Nielsen P B, Laursen H, Hansen R I, Jørgensen P M, Wilken-Jensen C
Clin Ther. 1987;9(2):167-73.
In a prospective, observer-blind study, the authors assessed the efficacy of cefotaxime (2 gm IV) as auxiliary therapy to the currently used antimicrobial prophylaxis in transurethral prostatectomy. Cefotaxime was administered to 48 patients. From these, 188 blood specimens were drawn and eight blood cultures from eight patients were positive. From an untreated control group of 50 patients 196 specimens were drawn. Thirty-one of these specimens (from 17 patients) were positive (P less than 0.05). This significant reduction was due mainly to fewer pathogen isolates (1 versus 16). The number of postoperative complications was reduced from 21 in 15 patients to 12 in 10 patients (P less than 0.05). It is concluded that a single IV dose of 2 gm of cefotaxime protects against the immediate perioperative complications.

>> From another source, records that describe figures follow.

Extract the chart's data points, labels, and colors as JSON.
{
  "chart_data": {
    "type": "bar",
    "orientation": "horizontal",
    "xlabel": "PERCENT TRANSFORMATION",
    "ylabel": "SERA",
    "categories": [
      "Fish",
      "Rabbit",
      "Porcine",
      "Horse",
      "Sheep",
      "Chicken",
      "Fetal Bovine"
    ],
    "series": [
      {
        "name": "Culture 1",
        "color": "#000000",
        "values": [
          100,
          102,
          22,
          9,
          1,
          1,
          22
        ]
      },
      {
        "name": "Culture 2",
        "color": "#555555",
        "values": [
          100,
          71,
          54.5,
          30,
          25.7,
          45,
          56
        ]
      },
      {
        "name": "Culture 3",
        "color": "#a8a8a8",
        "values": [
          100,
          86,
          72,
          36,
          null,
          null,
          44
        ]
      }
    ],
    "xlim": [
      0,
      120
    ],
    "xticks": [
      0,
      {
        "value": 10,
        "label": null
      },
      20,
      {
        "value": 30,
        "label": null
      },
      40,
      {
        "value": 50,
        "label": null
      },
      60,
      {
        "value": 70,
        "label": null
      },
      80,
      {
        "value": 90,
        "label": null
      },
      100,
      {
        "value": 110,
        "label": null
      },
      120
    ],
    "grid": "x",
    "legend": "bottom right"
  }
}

在一项前瞻性、观察者盲法研究中,作者评估了头孢噻肟(静脉注射2克)作为经尿道前列腺切除术当前使用的抗菌预防辅助治疗的疗效。48例患者接受了头孢噻肟治疗。从中采集了188份血标本,8例患者的8份血培养结果呈阳性。从未接受治疗的50例患者对照组中采集了196份标本。其中31份标本(来自17例患者)呈阳性(P<0.05)。这一显著降低主要是由于病原体分离株减少(1株对16株)。术后并发症的数量从15例患者中的21例减少至10例患者中的12例(P<0.05)。得出的结论是,静脉注射单次2克头孢噻肟可预防围手术期即刻并发症。